5. Data Breach Notification
In the event of a personal data breach, AirCEO shall:
- Notify the Controller without undue delay and within 72 hours of becoming aware of the breach.
- Provide the Controller with sufficient information to meet their own notification obligations to the ICO and affected data subjects.
- Cooperate fully with the Controller's investigation and remediation efforts.
- Document all breaches, including facts, effects, and remedial actions taken, in an internal breach register.
6. Data Deletion & Return
Upon termination of the service agreement, AirCEO shall, at the Controller's election:
- Return all personal data to the Controller in a structured, commonly used, machine-readable format (CSV/JSON export); or
- Delete all personal data within 90 days of termination, and certify deletion in writing upon request.
Residual data retained in encrypted backups will be purged in accordance with the backup retention cycle (maximum 180 days). Data subject to legal retention requirements (e.g., financial records) will be retained for the minimum period required by law.
7. Audit Rights
The Controller has the right to audit AirCEO's compliance with this DPA. AirCEO shall:
- Make available all information necessary to demonstrate compliance with Article 28 of the UK GDPR.

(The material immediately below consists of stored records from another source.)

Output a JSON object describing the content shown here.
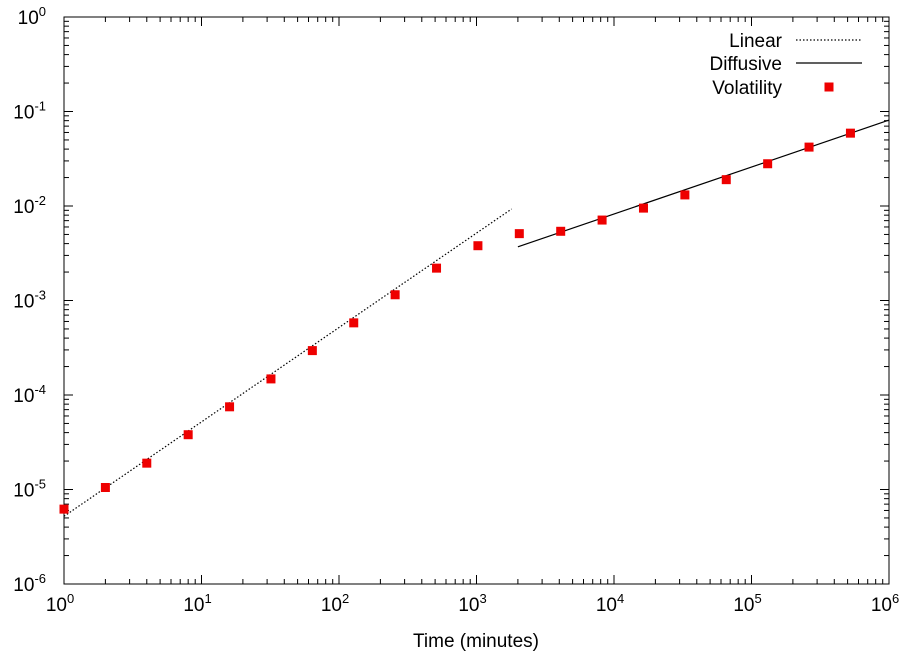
{
  "chart_data": {
    "type": "scatter",
    "xlabel": "Time (minutes)",
    "ylabel": "",
    "xscale": "log",
    "yscale": "log",
    "xlim": [
      1,
      1000000
    ],
    "ylim": [
      1e-06,
      1
    ],
    "grid": false,
    "legend_position": "top-right",
    "xticks": [
      {
        "value": 1,
        "base": "10",
        "exp": "0"
      },
      {
        "value": 10,
        "base": "10",
        "exp": "1"
      },
      {
        "value": 100,
        "base": "10",
        "exp": "2"
      },
      {
        "value": 1000,
        "base": "10",
        "exp": "3"
      },
      {
        "value": 10000,
        "base": "10",
        "exp": "4"
      },
      {
        "value": 100000,
        "base": "10",
        "exp": "5"
      },
      {
        "value": 1000000,
        "base": "10",
        "exp": "6"
      }
    ],
    "yticks": [
      {
        "value": 1e-06,
        "base": "10",
        "exp": "-6"
      },
      {
        "value": 1e-05,
        "base": "10",
        "exp": "-5"
      },
      {
        "value": 0.0001,
        "base": "10",
        "exp": "-4"
      },
      {
        "value": 0.001,
        "base": "10",
        "exp": "-3"
      },
      {
        "value": 0.01,
        "base": "10",
        "exp": "-2"
      },
      {
        "value": 0.1,
        "base": "10",
        "exp": "-1"
      },
      {
        "value": 1,
        "base": "10",
        "exp": "0"
      }
    ],
    "series": [
      {
        "name": "Linear",
        "kind": "line",
        "style": "dotted",
        "color": "#000000",
        "points": [
          [
            1,
            5.2e-06
          ],
          [
            1800,
            0.0093
          ]
        ]
      },
      {
        "name": "Diffusive",
        "kind": "line",
        "style": "solid",
        "color": "#000000",
        "points": [
          [
            2000,
            0.0037
          ],
          [
            1000000,
            0.081
          ]
        ]
      },
      {
        "name": "Volatility",
        "kind": "scatter",
        "marker": "square",
        "color": "#ee0000",
        "points": [
          [
            1,
            6.2e-06
          ],
          [
            2,
            1.05e-05
          ],
          [
            4,
            1.9e-05
          ],
          [
            8,
            3.8e-05
          ],
          [
            16,
            7.5e-05
          ],
          [
            32,
            0.000148
          ],
          [
            64,
            0.000295
          ],
          [
            128,
            0.00058
          ],
          [
            256,
            0.00115
          ],
          [
            512,
            0.0022
          ],
          [
            1024,
            0.0038
          ],
          [
            2048,
            0.0051
          ],
          [
            4096,
            0.0054
          ],
          [
            8192,
            0.0071
          ],
          [
            16384,
            0.0095
          ],
          [
            32768,
            0.0131
          ],
          [
            65536,
            0.019
          ],
          [
            131072,
            0.028
          ],
          [
            262144,
            0.042
          ],
          [
            524288,
            0.059
          ]
        ]
      }
    ]
  }
}
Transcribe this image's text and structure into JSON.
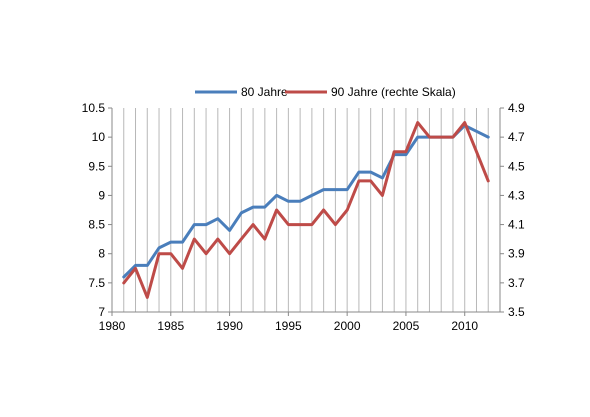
{
  "chart_data": {
    "type": "line",
    "x": [
      1981,
      1982,
      1983,
      1984,
      1985,
      1986,
      1987,
      1988,
      1989,
      1990,
      1991,
      1992,
      1993,
      1994,
      1995,
      1996,
      1997,
      1998,
      1999,
      2000,
      2001,
      2002,
      2003,
      2004,
      2005,
      2006,
      2007,
      2008,
      2009,
      2010,
      2011,
      2012
    ],
    "series": [
      {
        "name": "80 Jahre",
        "axis": "left",
        "color": "#4a7ebb",
        "values": [
          7.6,
          7.8,
          7.8,
          8.1,
          8.2,
          8.2,
          8.5,
          8.5,
          8.6,
          8.4,
          8.7,
          8.8,
          8.8,
          9.0,
          8.9,
          8.9,
          9.0,
          9.1,
          9.1,
          9.1,
          9.4,
          9.4,
          9.3,
          9.7,
          9.7,
          10.0,
          10.0,
          10.0,
          10.0,
          10.2,
          10.1,
          10.0
        ]
      },
      {
        "name": "90 Jahre (rechte Skala)",
        "axis": "right",
        "color": "#be4b48",
        "values": [
          3.7,
          3.8,
          3.6,
          3.9,
          3.9,
          3.8,
          4.0,
          3.9,
          4.0,
          3.9,
          4.0,
          4.1,
          4.0,
          4.2,
          4.1,
          4.1,
          4.1,
          4.2,
          4.1,
          4.2,
          4.4,
          4.4,
          4.3,
          4.6,
          4.6,
          4.8,
          4.7,
          4.7,
          4.7,
          4.8,
          4.6,
          4.4
        ]
      }
    ],
    "ylim_left": [
      7,
      10.5
    ],
    "yticks_left": [
      "7",
      "7.5",
      "8",
      "8.5",
      "9",
      "9.5",
      "10",
      "10.5"
    ],
    "ylim_right": [
      3.5,
      4.9
    ],
    "yticks_right": [
      "3.5",
      "3.7",
      "3.9",
      "4.1",
      "4.3",
      "4.5",
      "4.7",
      "4.9"
    ],
    "xlim": [
      1980,
      2013
    ],
    "xticks": [
      "1980",
      "1985",
      "1990",
      "1995",
      "2000",
      "2005",
      "2010"
    ],
    "grid": "vertical",
    "legend_position": "top"
  }
}
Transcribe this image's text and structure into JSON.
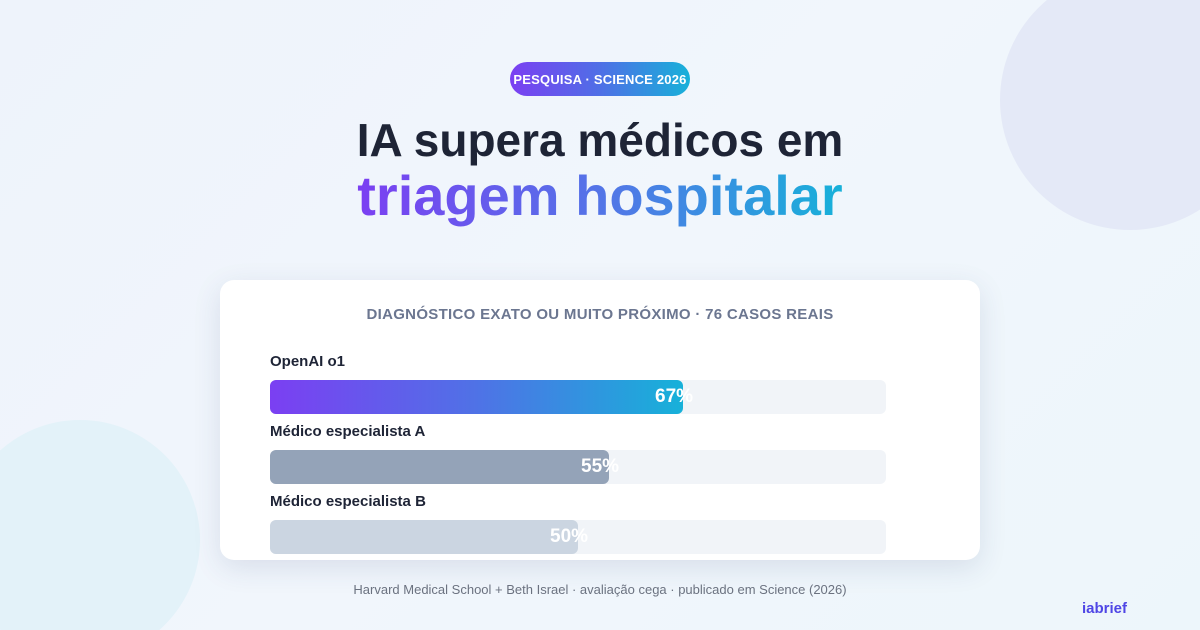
{
  "badge": "PESQUISA · SCIENCE 2026",
  "title": {
    "line1": "IA supera médicos em",
    "line2": "triagem hospitalar"
  },
  "chart_data": {
    "type": "bar",
    "orientation": "horizontal",
    "title": "DIAGNÓSTICO EXATO OU MUITO PRÓXIMO · 76 CASOS REAIS",
    "categories": [
      "OpenAI o1",
      "Médico especialista A",
      "Médico especialista B"
    ],
    "values": [
      67,
      55,
      50
    ],
    "value_labels": [
      "67%",
      "55%",
      "50%"
    ],
    "xlim": [
      0,
      100
    ],
    "colors": [
      "gradient:#7b3ff2-#17b1d9",
      "#94a3b8",
      "#cbd5e1"
    ],
    "grid": false
  },
  "footer": {
    "source": "Harvard Medical School + Beth Israel · avaliação cega · publicado em Science (2026)",
    "brand": "iabrief"
  }
}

- Allow and contribute to audits, including inspections, conducted by the Controller or an independent auditor mandated by the Controller.

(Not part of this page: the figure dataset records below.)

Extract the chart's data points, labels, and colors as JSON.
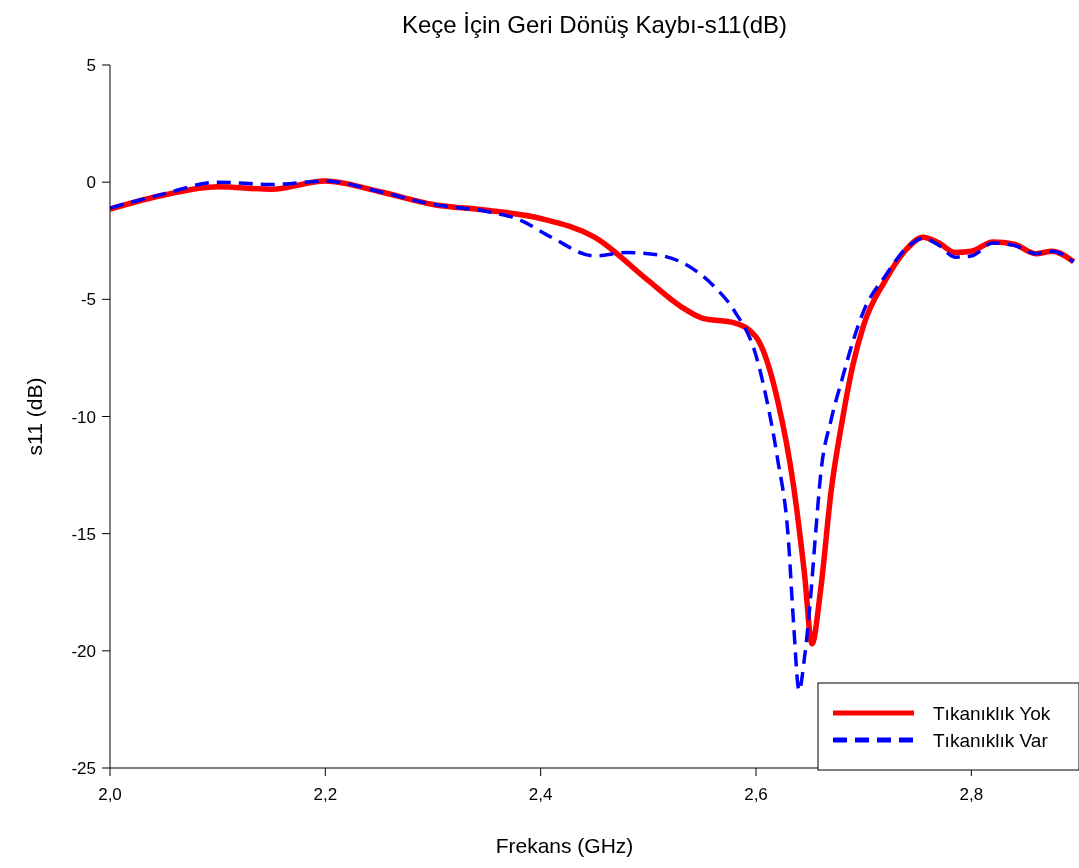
{
  "chart_data": {
    "type": "line",
    "title": "Keçe İçin Geri Dönüş Kaybı-s11(dB)",
    "xlabel": "Frekans (GHz)",
    "ylabel": "s11 (dB)",
    "xlim": [
      2.0,
      2.9
    ],
    "xticks": [
      {
        "value": 2.0,
        "label": "2,0"
      },
      {
        "value": 2.2,
        "label": "2,2"
      },
      {
        "value": 2.4,
        "label": "2,4"
      },
      {
        "value": 2.6,
        "label": "2,6"
      },
      {
        "value": 2.8,
        "label": "2,8"
      }
    ],
    "ylim": [
      -25,
      5
    ],
    "yticks": [
      -25,
      -20,
      -15,
      -10,
      -5,
      0,
      5
    ],
    "grid": false,
    "legend": "bottom right",
    "marker": "none",
    "series": [
      {
        "name": "Tıkanıklık Yok",
        "color": "#ff0000",
        "line_style": "solid",
        "x": [
          2.0,
          2.05,
          2.1,
          2.15,
          2.2,
          2.25,
          2.3,
          2.35,
          2.4,
          2.45,
          2.5,
          2.53,
          2.55,
          2.58,
          2.6,
          2.62,
          2.635,
          2.645,
          2.652,
          2.66,
          2.67,
          2.68,
          2.69,
          2.7,
          2.72,
          2.74,
          2.755,
          2.77,
          2.785,
          2.8,
          2.82,
          2.84,
          2.86,
          2.875,
          2.895
        ],
        "values": [
          -1.15,
          -0.55,
          -0.2,
          -0.3,
          0.05,
          -0.4,
          -0.95,
          -1.2,
          -1.55,
          -2.35,
          -4.2,
          -5.3,
          -5.8,
          -6.0,
          -6.6,
          -9.3,
          -13.0,
          -16.7,
          -19.7,
          -17.4,
          -13.1,
          -10.2,
          -7.8,
          -6.1,
          -4.2,
          -2.85,
          -2.35,
          -2.6,
          -3.0,
          -2.95,
          -2.55,
          -2.65,
          -3.05,
          -2.95,
          -3.4
        ]
      },
      {
        "name": "Tıkanıklık Var",
        "color": "#0000ff",
        "line_style": "dashed",
        "x": [
          2.0,
          2.05,
          2.1,
          2.15,
          2.2,
          2.25,
          2.3,
          2.35,
          2.38,
          2.41,
          2.45,
          2.48,
          2.5,
          2.53,
          2.56,
          2.58,
          2.6,
          2.61,
          2.62,
          2.63,
          2.635,
          2.64,
          2.645,
          2.65,
          2.655,
          2.66,
          2.67,
          2.68,
          2.69,
          2.7,
          2.72,
          2.74,
          2.755,
          2.77,
          2.785,
          2.8,
          2.82,
          2.84,
          2.86,
          2.875,
          2.895
        ],
        "values": [
          -1.1,
          -0.5,
          0.0,
          -0.1,
          0.05,
          -0.4,
          -0.95,
          -1.25,
          -1.6,
          -2.35,
          -3.15,
          -3.0,
          -3.05,
          -3.4,
          -4.4,
          -5.5,
          -7.4,
          -9.3,
          -11.8,
          -15.2,
          -18.9,
          -21.7,
          -20.3,
          -18.1,
          -15.2,
          -12.5,
          -10.1,
          -8.4,
          -6.8,
          -5.5,
          -4.0,
          -2.8,
          -2.4,
          -2.7,
          -3.2,
          -3.15,
          -2.6,
          -2.7,
          -3.05,
          -2.95,
          -3.4
        ]
      }
    ]
  }
}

- Audits shall be conducted with reasonable notice (minimum 30 days) during normal business hours, no more than once per calendar year unless a data breach has occurred.

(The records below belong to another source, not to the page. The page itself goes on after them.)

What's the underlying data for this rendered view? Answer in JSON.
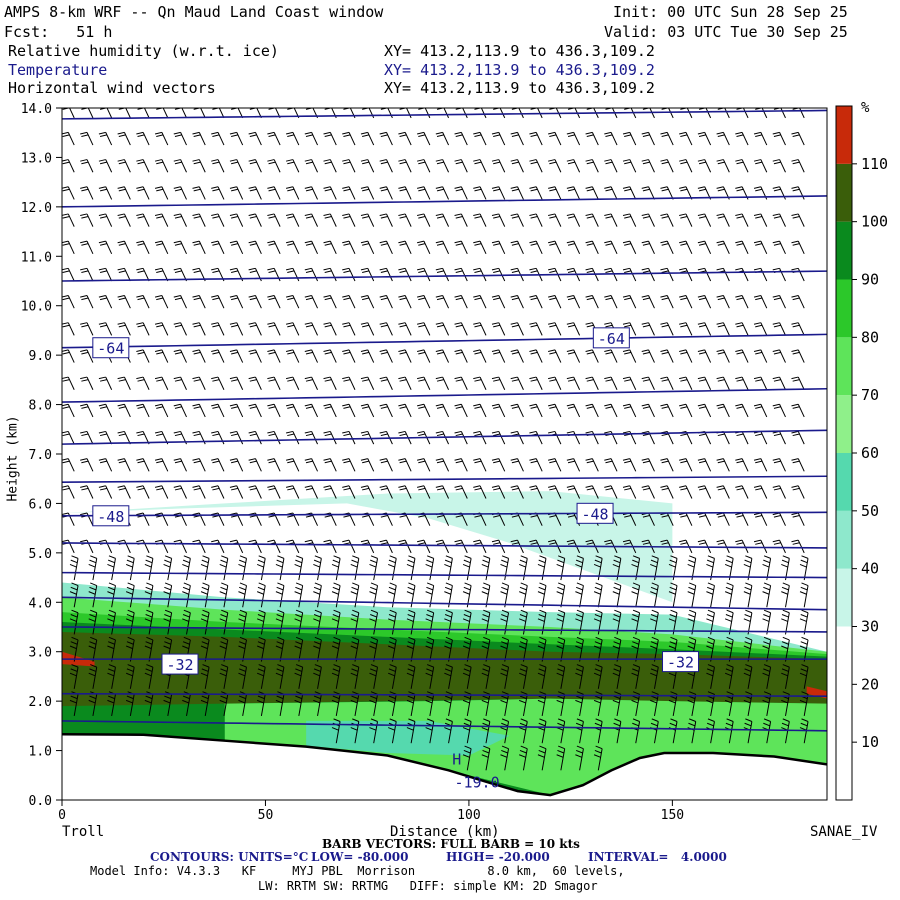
{
  "header": {
    "title": "AMPS 8-km WRF -- Qn Maud Land Coast window",
    "init": "Init: 00 UTC Sun 28 Sep 25",
    "fcst": "Fcst:   51 h",
    "valid": "Valid: 03 UTC Tue 30 Sep 25",
    "fields": [
      {
        "label": "Relative humidity (w.r.t. ice)",
        "xy": "XY= 413.2,113.9 to 436.3,109.2"
      },
      {
        "label": "Temperature",
        "xy": "XY= 413.2,113.9 to 436.3,109.2"
      },
      {
        "label": "Horizontal wind vectors",
        "xy": "XY= 413.2,113.9 to 436.3,109.2"
      }
    ]
  },
  "footer": {
    "start_label": "Troll",
    "end_label": "SANAE_IV",
    "barb_line": "BARB VECTORS: FULL BARB = 10 kts",
    "contour_line": {
      "units": "CONTOURS: UNITS=°C",
      "low": "LOW= -80.000",
      "high": "HIGH= -20.000",
      "interval": "INTERVAL=   4.0000"
    },
    "model_line": "Model Info: V4.3.3   KF     MYJ PBL  Morrison          8.0 km,  60 levels,",
    "physics_line": "LW: RRTM SW: RRTMG   DIFF: simple KM: 2D Smagor"
  },
  "chart_data": {
    "type": "cross-section",
    "xlabel": "Distance (km)",
    "ylabel": "Height (km)",
    "xlim": [
      0,
      188
    ],
    "ylim": [
      0,
      14
    ],
    "xticks": [
      0,
      50,
      100,
      150
    ],
    "yticks": [
      "0.0",
      "1.0",
      "2.0",
      "3.0",
      "4.0",
      "5.0",
      "6.0",
      "7.0",
      "8.0",
      "9.0",
      "10.0",
      "11.0",
      "12.0",
      "13.0",
      "14.0"
    ],
    "terrain": [
      [
        0,
        1.33
      ],
      [
        20,
        1.32
      ],
      [
        40,
        1.2
      ],
      [
        60,
        1.08
      ],
      [
        80,
        0.9
      ],
      [
        95,
        0.6
      ],
      [
        105,
        0.35
      ],
      [
        112,
        0.18
      ],
      [
        120,
        0.1
      ],
      [
        128,
        0.3
      ],
      [
        135,
        0.6
      ],
      [
        142,
        0.85
      ],
      [
        148,
        0.95
      ],
      [
        160,
        0.95
      ],
      [
        175,
        0.88
      ],
      [
        188,
        0.72
      ]
    ],
    "isotherms": [
      {
        "y0": 13.78,
        "y1": 13.95
      },
      {
        "y0": 12.0,
        "y1": 12.22
      },
      {
        "y0": 10.5,
        "y1": 10.7
      },
      {
        "y0": 9.15,
        "y1": 9.42
      },
      {
        "y0": 8.05,
        "y1": 8.32
      },
      {
        "y0": 7.2,
        "y1": 7.48
      },
      {
        "y0": 6.43,
        "y1": 6.55
      },
      {
        "y0": 5.75,
        "y1": 5.82
      },
      {
        "y0": 5.2,
        "y1": 5.1
      },
      {
        "y0": 4.6,
        "y1": 4.5
      },
      {
        "y0": 4.1,
        "y1": 3.85
      },
      {
        "y0": 3.5,
        "y1": 3.4
      },
      {
        "y0": 2.85,
        "y1": 2.85
      },
      {
        "y0": 2.15,
        "y1": 2.1
      },
      {
        "y0": 1.6,
        "y1": 1.4
      }
    ],
    "temp_labels": [
      {
        "text": "-64",
        "x": 12,
        "y": 9.15
      },
      {
        "text": "-64",
        "x": 135,
        "y": 9.35
      },
      {
        "text": "-48",
        "x": 12,
        "y": 5.75
      },
      {
        "text": "-48",
        "x": 131,
        "y": 5.8
      },
      {
        "text": "-32",
        "x": 29,
        "y": 2.75
      },
      {
        "text": "-32",
        "x": 152,
        "y": 2.8
      }
    ],
    "low_label": {
      "text": "-19.0",
      "x": 102,
      "y": 0.25
    },
    "hi_marker": {
      "text": "H",
      "x": 97,
      "y": 0.72
    },
    "colorbar": {
      "unit": "%",
      "ticks": [
        10,
        20,
        30,
        40,
        50,
        60,
        70,
        80,
        90,
        100,
        110
      ],
      "bins": [
        {
          "from": 0,
          "to": 30,
          "color": "#ffffff"
        },
        {
          "from": 30,
          "to": 40,
          "color": "#c8f5e8"
        },
        {
          "from": 40,
          "to": 50,
          "color": "#8ee8cc"
        },
        {
          "from": 50,
          "to": 60,
          "color": "#55d9ae"
        },
        {
          "from": 60,
          "to": 70,
          "color": "#8ff08a"
        },
        {
          "from": 70,
          "to": 80,
          "color": "#5ee45a"
        },
        {
          "from": 80,
          "to": 90,
          "color": "#2cc82a"
        },
        {
          "from": 90,
          "to": 100,
          "color": "#0a8a1e"
        },
        {
          "from": 100,
          "to": 110,
          "color": "#3a5e0a"
        },
        {
          "from": 110,
          "to": 120,
          "color": "#c82a0a"
        }
      ]
    },
    "rh_layers": [
      {
        "color": "#c8f5e8",
        "top": [
          [
            0,
            5.8
          ],
          [
            40,
            6.0
          ],
          [
            80,
            6.2
          ],
          [
            120,
            6.25
          ],
          [
            150,
            6.0
          ],
          [
            150,
            4.0
          ],
          [
            130,
            4.6
          ],
          [
            110,
            5.2
          ],
          [
            90,
            5.7
          ],
          [
            70,
            6.0
          ],
          [
            30,
            5.9
          ],
          [
            0,
            5.8
          ]
        ]
      },
      {
        "color": "#8ee8cc",
        "top": [
          [
            0,
            4.4
          ],
          [
            40,
            4.1
          ],
          [
            80,
            3.9
          ],
          [
            120,
            3.8
          ],
          [
            150,
            3.75
          ],
          [
            188,
            3.0
          ]
        ]
      },
      {
        "color": "#5ee45a",
        "top": [
          [
            0,
            4.1
          ],
          [
            40,
            3.85
          ],
          [
            80,
            3.65
          ],
          [
            120,
            3.5
          ],
          [
            150,
            3.35
          ],
          [
            188,
            3.0
          ]
        ]
      },
      {
        "color": "#2cc82a",
        "top": [
          [
            0,
            3.8
          ],
          [
            40,
            3.6
          ],
          [
            80,
            3.45
          ],
          [
            120,
            3.3
          ],
          [
            150,
            3.2
          ],
          [
            188,
            2.95
          ]
        ]
      },
      {
        "color": "#0a8a1e",
        "top": [
          [
            0,
            3.6
          ],
          [
            40,
            3.45
          ],
          [
            80,
            3.3
          ],
          [
            120,
            3.15
          ],
          [
            150,
            3.05
          ],
          [
            188,
            2.9
          ]
        ]
      },
      {
        "color": "#3a5e0a",
        "top": [
          [
            0,
            3.4
          ],
          [
            40,
            3.3
          ],
          [
            80,
            3.15
          ],
          [
            120,
            3.0
          ],
          [
            150,
            2.95
          ],
          [
            188,
            2.85
          ]
        ],
        "bottom": [
          [
            0,
            1.9
          ],
          [
            40,
            1.95
          ],
          [
            80,
            2.0
          ],
          [
            120,
            2.05
          ],
          [
            150,
            2.0
          ],
          [
            188,
            1.95
          ]
        ]
      }
    ],
    "rh_red_patches": [
      {
        "color": "#c82a0a",
        "pts": [
          [
            0,
            3.0
          ],
          [
            8,
            2.8
          ],
          [
            8,
            2.7
          ],
          [
            0,
            2.75
          ]
        ]
      },
      {
        "color": "#c82a0a",
        "pts": [
          [
            183,
            2.3
          ],
          [
            188,
            2.2
          ],
          [
            188,
            2.05
          ],
          [
            183,
            2.15
          ]
        ]
      }
    ]
  }
}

8. Personnel & Confidentiality
AirCEO ensures that all personnel authorised to process personal data are bound by contractual confidentiality obligations. Access to personal data is restricted to those who require it for the performance of their duties and is governed by the principle of least privilege.
9. Data Subject Requests
AirCEO shall assist the Controller in responding to data subject access requests (DSARs) and other rights requests under Articles 15–22 of the UK GDPR. AirCEO will promptly forward any such request received directly to the Controller and will not respond to data subjects independently without the Controller's instruction.
10. Governing Law
This DPA is governed by the laws of England and Wales. Any disputes shall be subject to the exclusive jurisdiction of the courts of England and Wales. This DPA forms an integral part of the Terms of Service and prevails over any conflicting provisions in the main agreement with respect to data protection matters.